Because while vulnerability can be messy, uncomfortable, and exhausting, she’s also beautiful, rewarding, and real. As a teacher, being vulnerable means connecting with my students on a deeper level. How much more is a lesson integrated into your own life when you know your source truly has the experience to back it up?  To share does not mean I have to embody or relive my experiences. These words bring me relief and yet, I’m still uncomfortable and honestly a bit insecure. And then I hear this voice. My beautiful inner guides bringing me peace, reassurance, and insight.

 

These are the five fundamental truths I’ve come to know about myself.

 

5. I am a super quick learner – and a great teacher.

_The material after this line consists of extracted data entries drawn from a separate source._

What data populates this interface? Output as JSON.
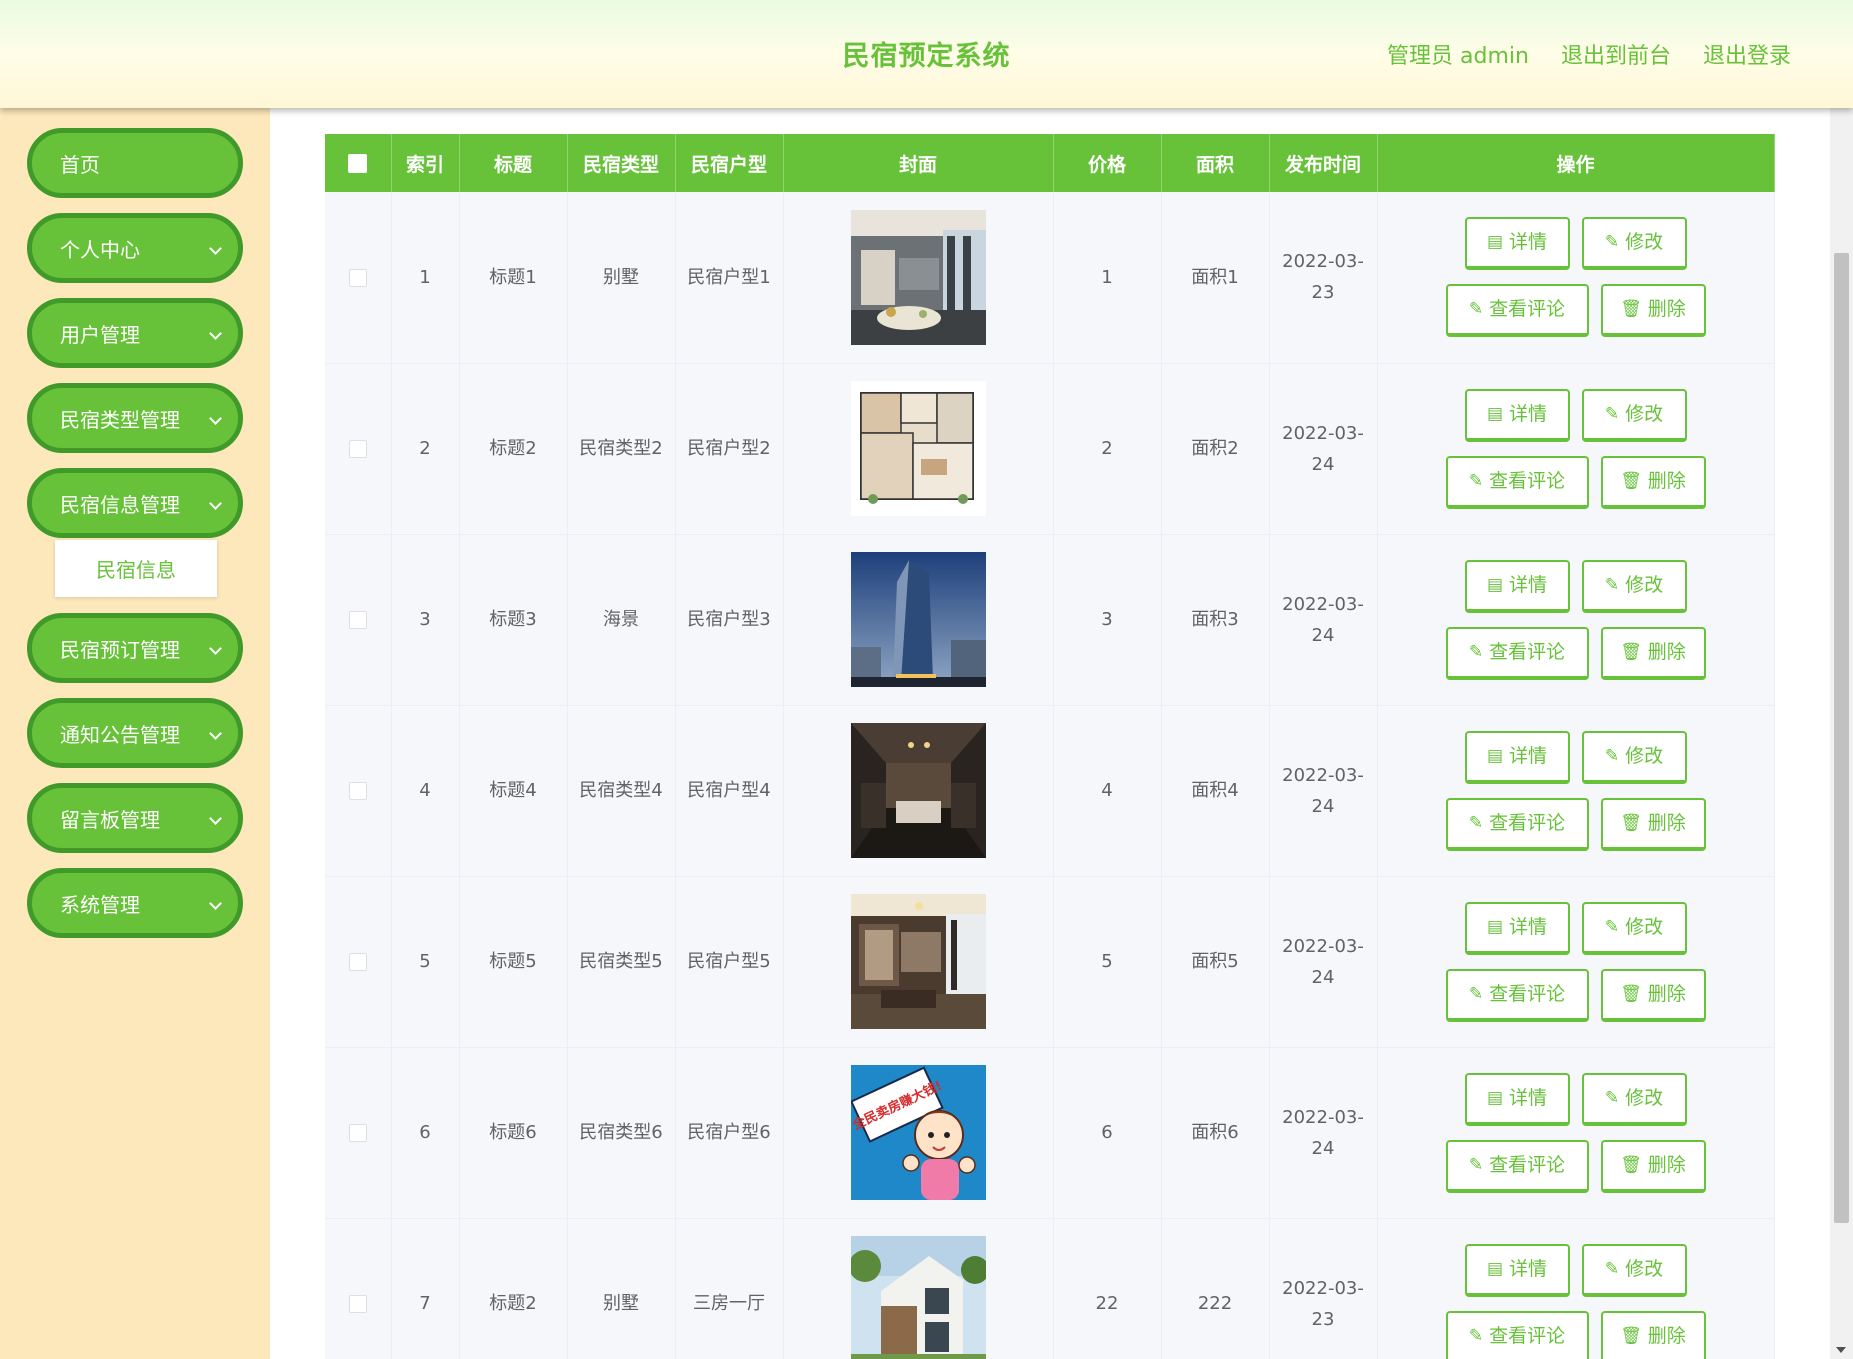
{
  "header": {
    "title": "民宿预定系统",
    "user_label": "管理员 admin",
    "front_link": "退出到前台",
    "logout_link": "退出登录"
  },
  "sidebar": {
    "items": [
      {
        "label": "首页",
        "has_children": false
      },
      {
        "label": "个人中心",
        "has_children": true
      },
      {
        "label": "用户管理",
        "has_children": true
      },
      {
        "label": "民宿类型管理",
        "has_children": true
      },
      {
        "label": "民宿信息管理",
        "has_children": true
      },
      {
        "label": "民宿预订管理",
        "has_children": true
      },
      {
        "label": "通知公告管理",
        "has_children": true
      },
      {
        "label": "留言板管理",
        "has_children": true
      },
      {
        "label": "系统管理",
        "has_children": true
      }
    ],
    "active_sub_item": "民宿信息"
  },
  "table": {
    "headers": {
      "index": "索引",
      "title": "标题",
      "type": "民宿类型",
      "layout": "民宿户型",
      "cover": "封面",
      "price": "价格",
      "area": "面积",
      "date": "发布时间",
      "actions": "操作"
    },
    "rows": [
      {
        "index": "1",
        "title": "标题1",
        "type": "别墅",
        "layout": "民宿户型1",
        "cover": "interior-room",
        "price": "1",
        "area": "面积1",
        "date": "2022-03-23"
      },
      {
        "index": "2",
        "title": "标题2",
        "type": "民宿类型2",
        "layout": "民宿户型2",
        "cover": "floor-plan",
        "price": "2",
        "area": "面积2",
        "date": "2022-03-24"
      },
      {
        "index": "3",
        "title": "标题3",
        "type": "海景",
        "layout": "民宿户型3",
        "cover": "tower-building",
        "price": "3",
        "area": "面积3",
        "date": "2022-03-24"
      },
      {
        "index": "4",
        "title": "标题4",
        "type": "民宿类型4",
        "layout": "民宿户型4",
        "cover": "dark-bedroom",
        "price": "4",
        "area": "面积4",
        "date": "2022-03-24"
      },
      {
        "index": "5",
        "title": "标题5",
        "type": "民宿类型5",
        "layout": "民宿户型5",
        "cover": "luxury-bedroom",
        "price": "5",
        "area": "面积5",
        "date": "2022-03-24"
      },
      {
        "index": "6",
        "title": "标题6",
        "type": "民宿类型6",
        "layout": "民宿户型6",
        "cover": "cartoon-sign",
        "price": "6",
        "area": "面积6",
        "date": "2022-03-24"
      },
      {
        "index": "7",
        "title": "标题2",
        "type": "别墅",
        "layout": "三房一厅",
        "cover": "villa-exterior",
        "price": "22",
        "area": "222",
        "date": "2022-03-23"
      }
    ],
    "actions": {
      "detail": "详情",
      "edit": "修改",
      "comments": "查看评论",
      "delete": "删除"
    },
    "cover_art": {
      "cartoon_sign_text": "全民卖房赚大钱!"
    }
  },
  "colors": {
    "accent": "#67c23a",
    "accent_dark": "#3f9a2a",
    "sidebar_bg": "#fde8bb",
    "row_bg": "#f5f7fa"
  }
}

In school I would regularly get B’s & C’s which – spoiler alert – wasn’t quite up to expectations. The regular reminder that I “needed to do better” left me feeling like I wasn’t very smart. I’ve since learned that I’m a student of life. A sponge.  I soak it all up. And as I live what I just learned, I expand on it by applying ideas in new ways, magnifying the possibilities. I have the ability to relate to others and teach in a compassionate and gentle way. I firmly believe you can not teach anything you yourself have never had the opportunity to experience.

 

4. I have a lot to give – and need to give just as much to myself.

Along the way I came to believe I was a “taker” – someone that never gave back to those around me. “Trusted sources” in my life affirmed this belief. So, I began giving. What can I do to prove I’m a loving, giving, generous person? How can I help those around me?

I can’t tell you how many times I burned out. I would tirelessly meet the needs of others to prove to myself that I wasn’t the monster I thought I was. That was all bullshit. I still have to remind myself, although less frequently, that it’s okay to take a break, it’s okay to say no, and it’s more than okay to put myself first. 

 

3. I learned to let go of control.

Throughout my childhood, I was surrounded by people struggling to exercise control over their situations and navigate their own lives. This uncertainty resulted in fear, insecurity, and confusion for myself, which only added to the lack of control plaguing everyone else. A vicious, unhealthy, unrecognized cycle that continued long into my adulthood. While there are still absolutely areas I yearn for control, I’m now much better at allowing things to just be, to unfold as they’re meant to.

 

2. I learned how strong and all-encompassing my emotions can be.

Growing up I was told either to “calm down” or to “pick my head up.” Don’t be too happy. Don’t be too sad. No one wants to see that. The thing about holding in your emotions, though, is that they’re bound to come out eventually – harder, bigger, and faster than ever. I’ve now learned to flow with them. There is no “holding them back.” I self-nurture to understand what I’m feeling and I allow myself to experience the wonderful spectrum of emotions I’m meant to.

 

1. I’ve learned I am a survivor. 

Mental, verbal, and emotional abuse. Rape. Patriarchy. Generational religious bonds. Sexuality and body image. I used to let it all hold me back. I embodied what the authority figures around me told me I was “supposed” to be. Now? I respectfully refuse to endure or condone the disrespectful treatment of my amazing human self. Time, patience, self-ownership, and humility have healed the wounds and left a reminder of strength, hope, and lessons learned. 

 

I hope you’re able to invite vulnerability in for a while. I pray you’re able to see your own strength and growth. Take a moment to find the gifts in the challenges and learn a little more about your inner self.

 


 

Journaling Prompts:
  1. When you think of “vulnerability,” what comes to mind?
  2. When was the last time you truly experienced vulnerability? How did you feel?
  3. What positive fundamental truths do you absolutely know about yourself?